Epon Post Embedding Korrelative Licht- und Elektronenmikroskopie
Summary
Wir präsentieren ein detailliertes Protokoll für die korrelative Licht- und Elektronenmikroskopie nach der Einbettung von Epon unter Verwendung eines fluoreszierenden Proteins namens mScarlet. Diese Methode kann die Fluoreszenz und die Ultrastruktur gleichzeitig aufrechterhalten. Diese Technik ist für eine Vielzahl biologischer Anwendungen geeignet.
Abstract
Die korrelative Licht- und Elektronenmikroskopie (CLEM) ist eine umfassende Mikroskopie, die die Lokalisierungsinformationen der Fluoreszenzmikroskopie (FM) und den Kontext der zellulären Ultrastruktur kombiniert, der durch die Elektronenmikroskopie (EM) erfasst wurde.
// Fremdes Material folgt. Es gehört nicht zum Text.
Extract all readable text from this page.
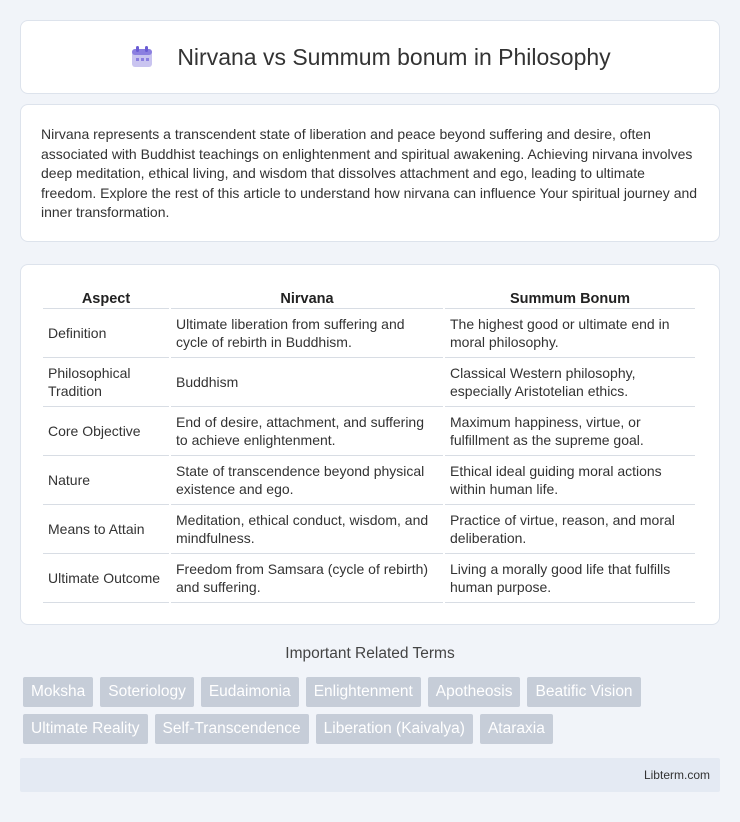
Nirvana vs Summum bonum in Philosophy

Nirvana represents a transcendent state of liberation and peace beyond suffering and desire, often associated with Buddhist teachings on enlightenment and spiritual awakening. Achieving nirvana involves deep meditation, ethical living, and wisdom that dissolves attachment and ego, leading to ultimate freedom. Explore the rest of this article to understand how nirvana can influence Your spiritual journey and inner transformation.

Aspect	Nirvana	Summum Bonum
Definition	Ultimate liberation from suffering and cycle of rebirth in Buddhism.	The highest good or ultimate end in moral philosophy.
Philosophical Tradition	Buddhism	Classical Western philosophy, especially Aristotelian ethics.
Core Objective	End of desire, attachment, and suffering to achieve enlightenment.	Maximum happiness, virtue, or fulfillment as the supreme goal.
Nature	State of transcendence beyond physical existence and ego.	Ethical ideal guiding moral actions within human life.
Means to Attain	Meditation, ethical conduct, wisdom, and mindfulness.	Practice of virtue, reason, and moral deliberation.
Ultimate Outcome	Freedom from Samsara (cycle of rebirth) and suffering.	Living a morally good life that fulfills human purpose.
Important Related Terms
Moksha	Soteriology	Eudaimonia	Enlightenment	Apotheosis	Beatific Vision
Ultimate Reality	Self-Transcendence	Liberation (Kaivalya)	Ataraxia
Libterm.com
CLEM ist ein Kompromiss zwischen Fluoreszenz und Ultrastruktur, und normalerweise beeinträchtigt die Ultrastruktur die Fluoreszenz. Im Vergleich zu anderen hydrophilen Einbettharzen wie Glycidylmethacrylat, HM20 oder K4M ist Epon in Bezug auf die Ultrastrukturkonservierung und die Trenneigenschaften überlegen. Zuvor hatten wir gezeigt, dass mEosEM die Fixierung von Osmiumtetroxid und die Epon-Einbettung überleben kann. Mit mEosEM haben wir zum ersten Mal ein Epon-Post-Embedding-CLEM erreicht, das die Fluoreszenz und die Ultrastruktur gleichzeitig beibehält. Hier geben wir Schritt für Schritt Details über die EM-Probenvorbereitung, die FM-Bildgebung, die EM-Bildgebung und die Bildausrichtung. Wir verbessern auch die Verfahren zur Identifizierung derselben Zelle, die durch FM-Bildgebung während der EM-Bildgebung abgebildet wurde, und beschreiben die Registrierung zwischen den FM- und EM-Bildern. Wir glauben, dass man die korrelative Licht- und Elektronenmikroskopie nach der Einbettung von Epon nach diesem neuen Protokoll in traditionellen EM-Einrichtungen leicht erreichen kann.
Introduction
Die Fluoreszenzmikroskopie (FM) kann verwendet werden, um die Lokalisierung und Verteilung des Zielproteins zu erhalten. Der Kontext, der das Zielprotein umgibt, geht jedoch verloren, was für eine gründliche Untersuchung des Zielproteins entscheidend ist. Die Elektronenmikroskopie (EM) hat die höchste Bildauflösung und liefert mehrere subzelluläre Details. Dennoch fehlt es EM an einer Zielkennzeichnung. Durch die genaue Zusammenführung des von FM aufgenommenen Fluoreszenzbildes mit dem von EM aufgenommenen Graubild kann die korrelative Licht- und Elektronenmikroskopie (CLEM) die von diesen beiden Bildgebungsmodi erhaltenen Informationen kombinieren 1,2,3,4.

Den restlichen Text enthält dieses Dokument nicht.